Saddam Hüseyin’in devrilip, Irak’ın üç parçaya bölünmesine her kademede katkı sağladık. Irak’ta 36. Paralelin üzerindeki Kürtlerin güvenliğine yönelik oluşturulan Çekiç güç’ün görev sürelerinin 6 aylık TBMM uzatmalarıyla, ABD’nin kurmak istediği Kürdistan’ın birinci ayağının oluşmasına izin vermedik mi?
2011’den bu yana uygulamış olduğumuz yanlış Suriye politikaları, Kürdistan’ın ikinci ayağının oluşmasına doğru evirilmiştir. Bizim VİP salonlarından geçirdiğimiz İŞİD mensupları emperyalistler lehinde görevlerini yerine getirip, ABD’nin tuttuğu otobüslerle güvenli yerlere ve ülkelere gönderildiler. Fırat’ın doğusunda PYD/PKK özerk bölgesi yaratıldı. Arkalarında Fransız topçu bataryaları ve ABD güçleri mevzi almış, Türk Ordusunu bekler haldedirler.
Fırat’ın doğusundan Suriye’ye girsek, ABD ile savaşacağız.
Girmez isek, Suriye’nin bölünmesi kaçınılmaz hale gelecek.
Yeni Osmanlıcılık ve Genişletilmiş Misakı Milli havuçları ile Irak ve Suriye’nin bu hale getirilmesinde Türkiye kullanıldı.
“Aldatıldık”.
İktidara gelebilmek için Batı ve ABD ile iş tutarsanız sonuç kaçınılmazdır.
Mısır Müslüman Kardeşleri (İhvan) tasfiye edip Akdeniz sularında fosil yakıt çıkarmak için Münhasır Ekonomik Bölge ilanları yaparken, biz, ABD’nin verdiği Esad’ı devirme görevi ile meşguldük. Bu nedenle, Doğu Akdeniz’de Münhasır Ekonomik Bölge ilanında geciktik.
Ülkemiz K.IRAK, K.Doğu Suriye, Kıbrıs Rum Kesimi ve Doğu Akdeniz üzerinden kuşatma altındadır.
Kurtuluş savaşından beri en tehlikeli bir dönemden geçmekteyiz. Üniter yapımız tehdit altındadır.
Şimdi hataları sorgulama zamanı değildir.

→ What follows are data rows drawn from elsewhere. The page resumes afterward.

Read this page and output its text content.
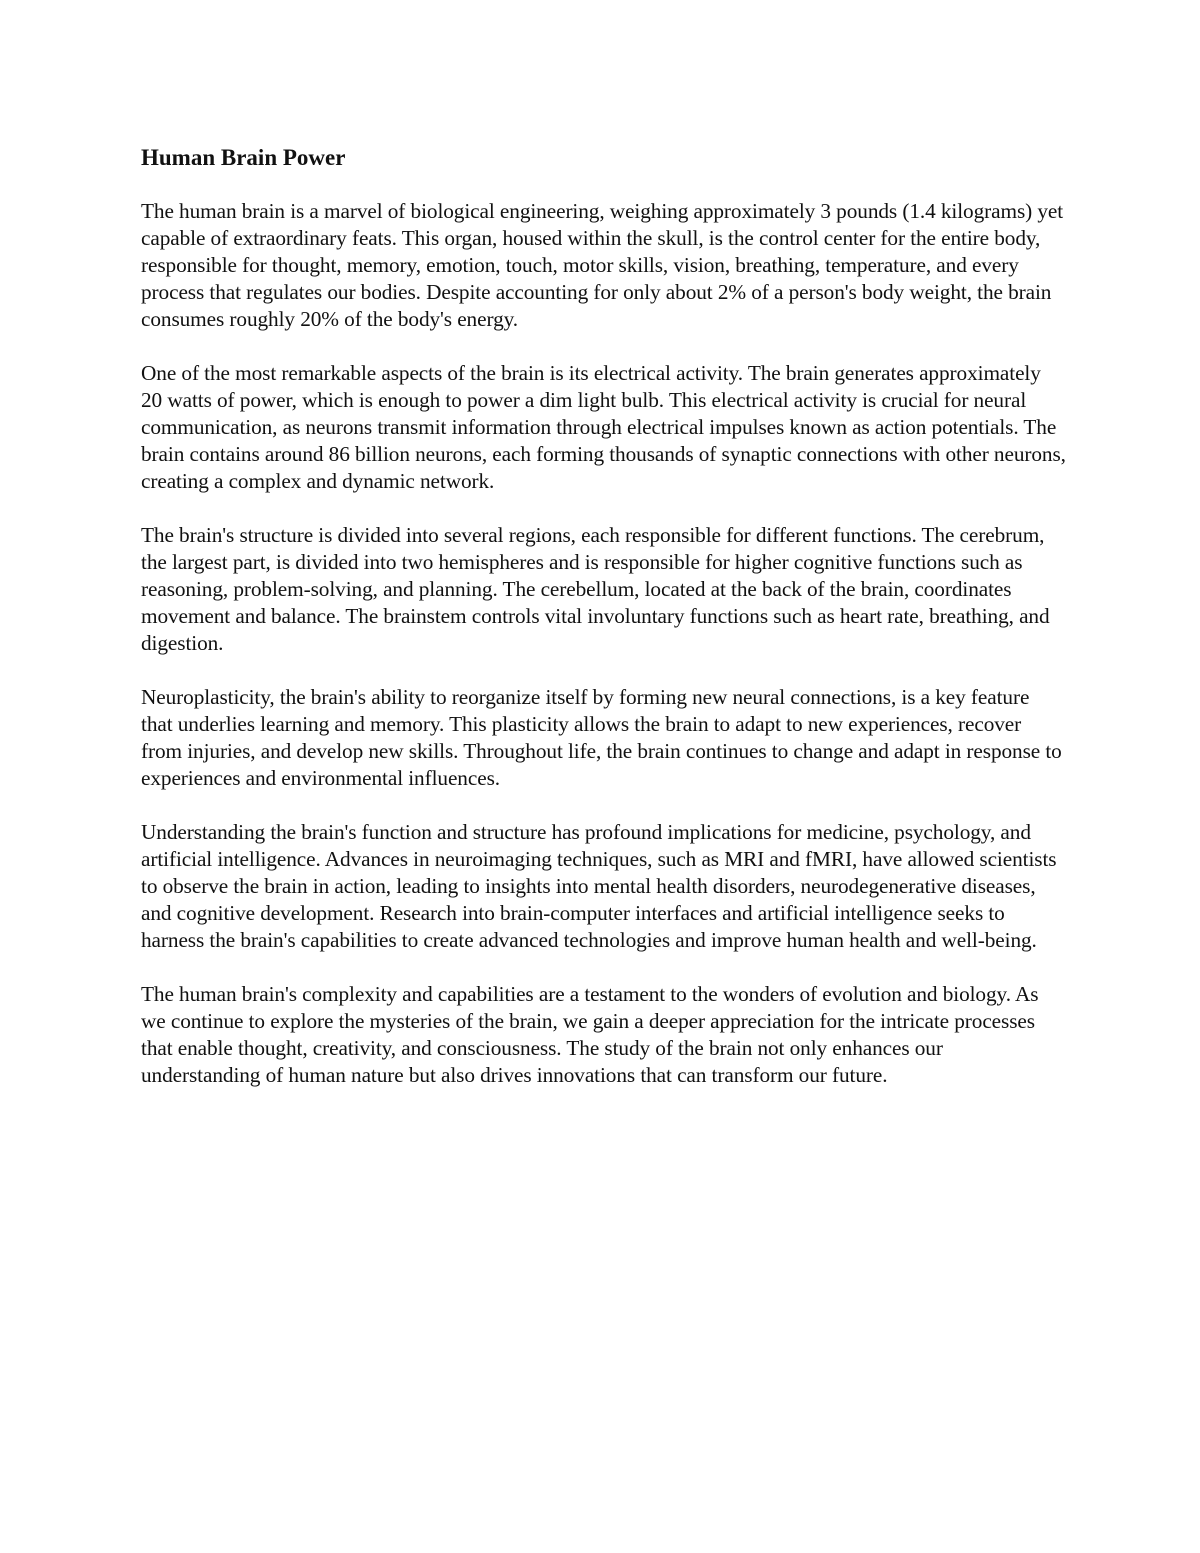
Human Brain Power

The human brain is a marvel of biological engineering, weighing approximately 3 pounds (1.4 kilograms) yet capable of extraordinary feats. This organ, housed within the skull, is the control center for the entire body, responsible for thought, memory, emotion, touch, motor skills, vision, breathing, temperature, and every process that regulates our bodies. Despite accounting for only about 2% of a person's body weight, the brain consumes roughly 20% of the body's energy.

One of the most remarkable aspects of the brain is its electrical activity. The brain generates approximately 20 watts of power, which is enough to power a dim light bulb. This electrical activity is crucial for neural communication, as neurons transmit information through electrical impulses known as action potentials. The brain contains around 86 billion neurons, each forming thousands of synaptic connections with other neurons, creating a complex and dynamic network.

The brain's structure is divided into several regions, each responsible for different functions. The cerebrum, the largest part, is divided into two hemispheres and is responsible for higher cognitive functions such as reasoning, problem-solving, and planning. The cerebellum, located at the back of the brain, coordinates movement and balance. The brainstem controls vital involuntary functions such as heart rate, breathing, and digestion.

Neuroplasticity, the brain's ability to reorganize itself by forming new neural connections, is a key feature that underlies learning and memory. This plasticity allows the brain to adapt to new experiences, recover from injuries, and develop new skills. Throughout life, the brain continues to change and adapt in response to experiences and environmental influences.

Understanding the brain's function and structure has profound implications for medicine, psychology, and artificial intelligence. Advances in neuroimaging techniques, such as MRI and fMRI, have allowed scientists to observe the brain in action, leading to insights into mental health disorders, neurodegenerative diseases, and cognitive development. Research into brain-computer interfaces and artificial intelligence seeks to harness the brain's capabilities to create advanced technologies and improve human health and well-being.

The human brain's complexity and capabilities are a testament to the wonders of evolution and biology. As we continue to explore the mysteries of the brain, we gain a deeper appreciation for the intricate processes that enable thought, creativity, and consciousness. The study of the brain not only enhances our understanding of human nature but also drives innovations that can transform our future.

Gün, birlik olma günüdür
Buradan çıkış üretmeliyiz.
Çıkış halen vardır.
Atatürk ve İsmet Paşanın partisi elini taşın altına sokmalıdır.

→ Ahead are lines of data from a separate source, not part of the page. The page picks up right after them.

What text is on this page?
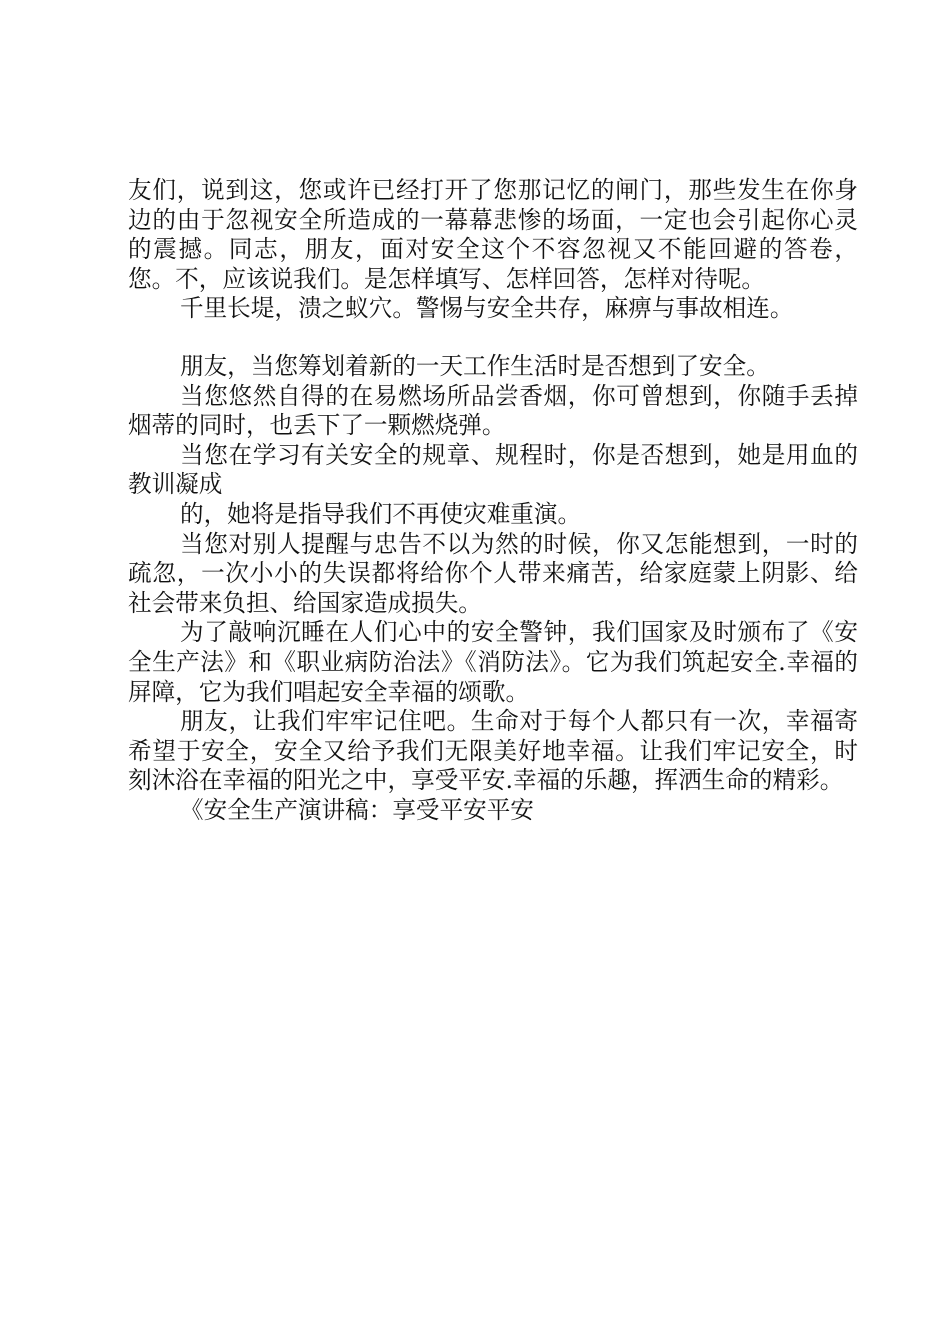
友们，说到这，您或许已经打开了您那记忆的闸门，那些发生在你身边的由于忽视安全所造成的一幕幕悲惨的场面，一定也会引起你心灵的震撼。同志，朋友，面对安全这个不容忽视又不能回避的答卷，您。不，应该说我们。是怎样填写、怎样回答，怎样对待呢。

千里长堤，溃之蚁穴。警惕与安全共存，麻痹与事故相连。

朋友，当您筹划着新的一天工作生活时是否想到了安全。

当您悠然自得的在易燃场所品尝香烟，你可曾想到，你随手丢掉烟蒂的同时，也丢下了一颗燃烧弹。

当您在学习有关安全的规章、规程时，你是否想到，她是用血的教训凝成

的，她将是指导我们不再使灾难重演。

当您对别人提醒与忠告不以为然的时候，你又怎能想到，一时的疏忽，一次小小的失误都将给你个人带来痛苦，给家庭蒙上阴影、给社会带来负担、给国家造成损失。

为了敲响沉睡在人们心中的安全警钟，我们国家及时颁布了《安全生产法》和《职业病防治法》《消防法》。它为我们筑起安全.幸福的屏障，它为我们唱起安全幸福的颂歌。

朋友，让我们牢牢记住吧。生命对于每个人都只有一次，幸福寄希望于安全，安全又给予我们无限美好地幸福。让我们牢记安全，时刻沐浴在幸福的阳光之中，享受平安.幸福的乐趣，挥洒生命的精彩。

《安全生产演讲稿：享受平安平安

CHP heyeti Suriye’de ESAD ile 2013’de bir görüşme yapmıştır. Bu görüşmenin yeterli ve yararlı olmadığı, yasak savmadan öteye gitmediği ortadadır. Daha üst düzeyde olabilmeliydi.
CHP Genel Başkanı Sayın Kemal Kılıçtaroğlu, Suriye Devlet Başkanı ESAD ile görüşebilmeli demiyorum.

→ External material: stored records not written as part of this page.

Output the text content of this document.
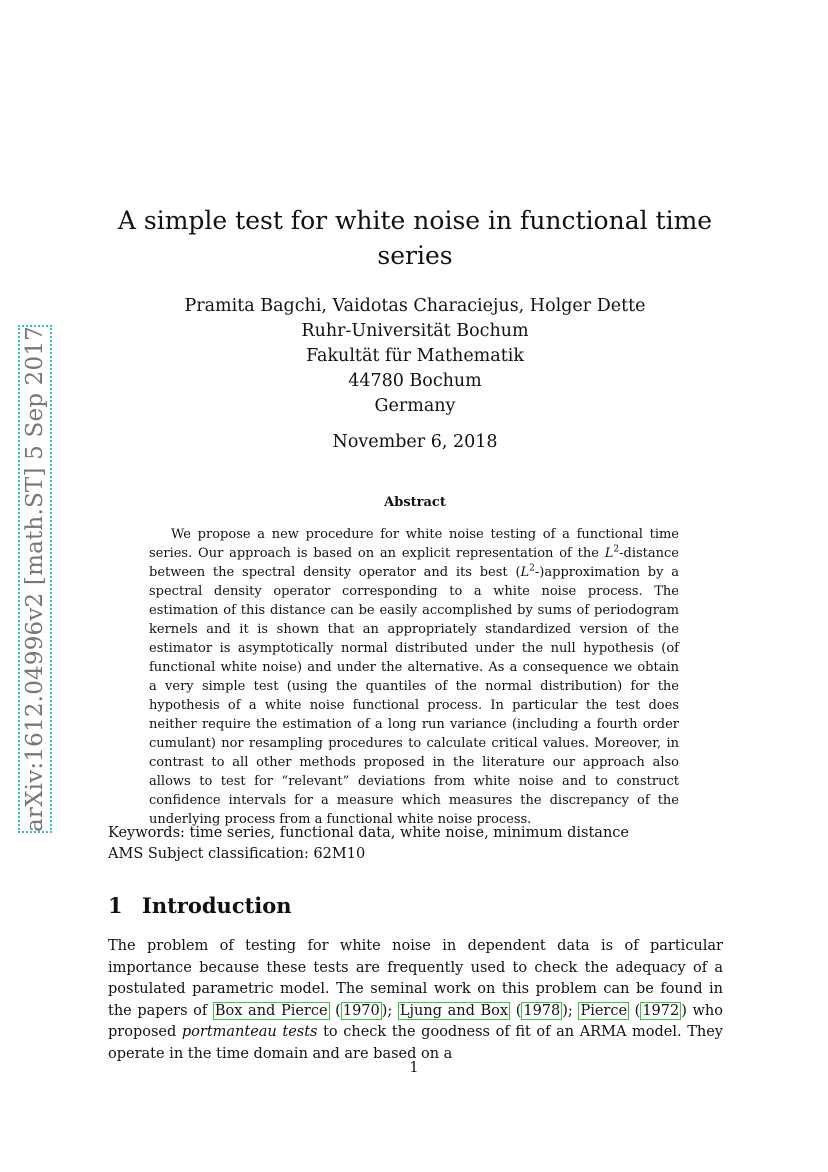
arXiv:1612.04996v2 [math.ST] 5 Sep 2017
A simple test for white noise in functional time series
Pramita Bagchi, Vaidotas Characiejus, Holger Dette
Ruhr-Universität Bochum
Fakultät für Mathematik
44780 Bochum
Germany
November 6, 2018
Abstract
We propose a new procedure for white noise testing of a functional time series. Our approach is based on an explicit representation of the $L^2$-distance between the spectral density operator and its best $(L^2-)approximation$ by a spectral density operator corresponding to a white noise process. The estimation of this distance can be easily accomplished by sums of periodogram kernels and it is shown that an appropriately standardized version of the estimator is asymptotically normal distributed under the null hypothesis (of functional white noise) and under the alternative. As a consequence we obtain a very simple test (using the quantiles of the normal distribution) for the hypothesis of a white noise functional process. In particular the test does neither require the estimation of a long run variance (including a fourth order cumulant) nor resampling procedures to calculate critical values. Moreover, in contrast to all other methods proposed in the literature our approach also allows to test for “relevant” deviations from white noise and to construct confidence intervals for a measure which measures the discrepancy of the underlying process from a functional white noise process.
Keywords: time series, functional data, white noise, minimum distance
AMS Subject classification: 62M10
1 Introduction
The problem of testing for white noise in dependent data is of particular importance because these tests are frequently used to check the adequacy of a postulated parametric model. The seminal work on this problem can be found in the papers of Box and Pierce ( 1970 ); Ljung and Box ( 1978 ); Pierce ( 1972 ) who proposed portmanteau tests to check the goodness of fit of an ARMA model. They operate in the time domain and are based on a
1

Yarın çok geç. Hemen bugün görüşmelidir…
Tarihi sorumluluktan kaçamazsınız!
Aksi takdirde bu ateş sadece iktidarı değil, bizim ülkemizi de yakacaktır.
Suriye’den sonra Ülkemizin bölünme sürecine girmesi, Sizi ve Partinizi mutlu edecekse sözlerimi geri alıyorum.
CHP S-400 meselesinde ABD’nin yanında yer alan açıklamalardan kaçınmalıdır. ABD’ye şirinlik yapmak CHP’ye yakışmaz. Emekli Büyükelçi, CHP Genel Başkan Yardımcısı Sayın Ünal Çeviköz, ABD’ye gücendirmeyelim anlamında neredeyse ağlayacak demeçler vermektedir.
Antiemperyalist savaş vermiş, Lozan’dan üniter bir devlet çıkarmış, Atatürk ve İsmet Paşanın partisine eyyamcılık yakışmaz.
Sayın Kemal Kılıçtaroğlu ve CHP’den beklenen, Gazi Mustafa Kemal ATATÜRK ve İsmet İNÖNÜ’nün kemiklerini sızlatmayacak, antiemperyalist politikalar üreterek iktidarı ortak akla yönlendirmektir.